Because of these things, it would be tempting to classify Walker, Texas Ranger as knowing camp, were it not for the seriousness with which Norris approached it, or the show’s frequent and self-evident aspirations toward social commentary. Alongside episodes where Walker time-travels to the 1800s, or helps a young boy with telepathic powers, for example, Walker’s creators (among them future Crash director Paul Haggis) also had him tackling various public ills, including drug addiction, domestic abuse, elder abuse, pollution, homelessness, and the all-purpose threat of the Internet. Naturally, these were given the same deft touch as anything you’d put in Chuck Norris’ hands—often leading to moments like the infamous episode where guest star Haley Joel Osment solemnly declares, “Walker told me I have AIDS.”
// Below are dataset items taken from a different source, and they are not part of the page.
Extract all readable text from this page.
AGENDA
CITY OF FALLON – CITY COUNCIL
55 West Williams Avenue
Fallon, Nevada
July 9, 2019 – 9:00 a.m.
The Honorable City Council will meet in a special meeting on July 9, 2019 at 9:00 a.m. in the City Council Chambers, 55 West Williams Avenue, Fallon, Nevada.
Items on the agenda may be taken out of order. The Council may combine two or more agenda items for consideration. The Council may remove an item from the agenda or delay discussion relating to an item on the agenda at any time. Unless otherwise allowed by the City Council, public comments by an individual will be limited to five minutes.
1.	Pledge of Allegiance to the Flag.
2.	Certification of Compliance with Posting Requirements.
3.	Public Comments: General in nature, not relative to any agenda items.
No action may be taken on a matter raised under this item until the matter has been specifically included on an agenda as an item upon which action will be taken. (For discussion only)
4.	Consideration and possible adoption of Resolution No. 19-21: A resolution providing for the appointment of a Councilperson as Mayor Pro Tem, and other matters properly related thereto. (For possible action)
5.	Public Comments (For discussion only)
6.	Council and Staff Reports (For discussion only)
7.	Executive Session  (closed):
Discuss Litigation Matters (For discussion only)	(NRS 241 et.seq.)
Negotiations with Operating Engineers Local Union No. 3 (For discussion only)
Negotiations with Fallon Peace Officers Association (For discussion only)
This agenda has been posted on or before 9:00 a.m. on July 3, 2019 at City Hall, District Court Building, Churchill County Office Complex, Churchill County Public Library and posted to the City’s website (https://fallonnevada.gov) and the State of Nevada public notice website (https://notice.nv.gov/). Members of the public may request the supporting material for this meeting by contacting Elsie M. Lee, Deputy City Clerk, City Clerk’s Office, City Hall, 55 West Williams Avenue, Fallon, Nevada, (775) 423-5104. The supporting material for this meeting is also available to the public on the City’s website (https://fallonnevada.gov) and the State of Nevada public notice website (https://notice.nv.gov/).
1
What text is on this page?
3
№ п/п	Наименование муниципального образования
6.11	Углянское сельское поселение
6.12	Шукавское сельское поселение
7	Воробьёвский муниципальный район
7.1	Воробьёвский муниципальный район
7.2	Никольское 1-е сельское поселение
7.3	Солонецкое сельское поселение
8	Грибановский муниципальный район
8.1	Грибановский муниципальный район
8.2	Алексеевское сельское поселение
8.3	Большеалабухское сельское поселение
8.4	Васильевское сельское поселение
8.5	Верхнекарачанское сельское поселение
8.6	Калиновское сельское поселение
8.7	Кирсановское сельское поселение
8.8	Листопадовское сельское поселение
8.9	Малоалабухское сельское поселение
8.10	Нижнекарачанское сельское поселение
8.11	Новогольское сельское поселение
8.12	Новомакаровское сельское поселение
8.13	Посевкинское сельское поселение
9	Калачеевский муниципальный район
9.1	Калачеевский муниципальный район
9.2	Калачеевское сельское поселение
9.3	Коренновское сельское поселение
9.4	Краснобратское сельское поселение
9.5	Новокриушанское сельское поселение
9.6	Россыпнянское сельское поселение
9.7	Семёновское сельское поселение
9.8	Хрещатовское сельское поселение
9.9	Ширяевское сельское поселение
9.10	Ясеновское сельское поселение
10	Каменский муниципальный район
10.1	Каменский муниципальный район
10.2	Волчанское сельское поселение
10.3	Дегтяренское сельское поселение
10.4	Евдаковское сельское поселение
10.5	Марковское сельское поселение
This clip—along with dozens of others—would eventually find new life as a recurring bit on Late Night With Conan O’Brien. In 2004, three years after Walker, Texas Ranger had wrapped, NBC purchased Universal, giving Late Night access to Universal’s entire TV library without demand for licensing fees. That’s when O’Brien first introduced his “Walker, Texas Ranger Lever,” a giant cartoonish switch that would cue up a random scene from the show, usually followed by O’Brien trying to make baffled sense of what he’d just watched. The lever became one of his most popular recurring bits; eventually Norris himself even showed up, sharing a clip in which he meets O’Brien backstage and (what else) kicks the crap out of him.

In addition to inspiring O’Brien to produce that aforementioned Adult Swim spoof, Eagleheart, the success of the Walker, Texas Ranger Lever spawned a cult following for the long-canceled show among college kids on the Internet, the very scourge Walker had tried so hard to warn us about. Their in-jokes fed directly into the creation of “Chuck Norris Facts”—one of the first successful “memes,” before anyone had even heard that word—which served up endless hyperbolic factoids about Norris’s incredible toughness. (Sample: “Chuck Norris does not sleep. He waits.”) It would surely be a stretch to credit these things directly for 2006’s TV movie reunion, Walker, Texas Ranger: Trial By Fire. But it’s safe to say that all the jokes kept both Norris and the show in the public consciousness long after Walker had wrapped, giving it a legacy, however ironic, that extended well beyond its original fans. To this day, the show lives on in countless YouTube clips and things like the Walker, Texas Ranger Lever browser extension, which recreates the Conan experience on any website, as well as DaBaby’s recent single and video “Walker, Texas Ranger,” in which the North Carolinian rapper dresses up like Norris and wreaks a comparably Herculean havoc.

In fact, it’s highly likely the CW’s revival wouldn’t even exist, were it not for the way the Internet has kept Walker alive, long after other deliciously bad ’90s shows have faded. After all, no one’s out here trying to reboot Lorenzo Lamas’s Renegade or Acapulco H.E.A.T. (at least, not yet). To disregard this, and approach Walker, Texas Ranger as some sort of sacred text, would be a fatal flaw. So here’s hoping that the new Walker isn’t nearly as dour and self-serious as these early reports suggest, and that it honors at least some of the batshit spirit of its predecessor. At the very least, it couldn’t hurt to make Padalecki fight a bear.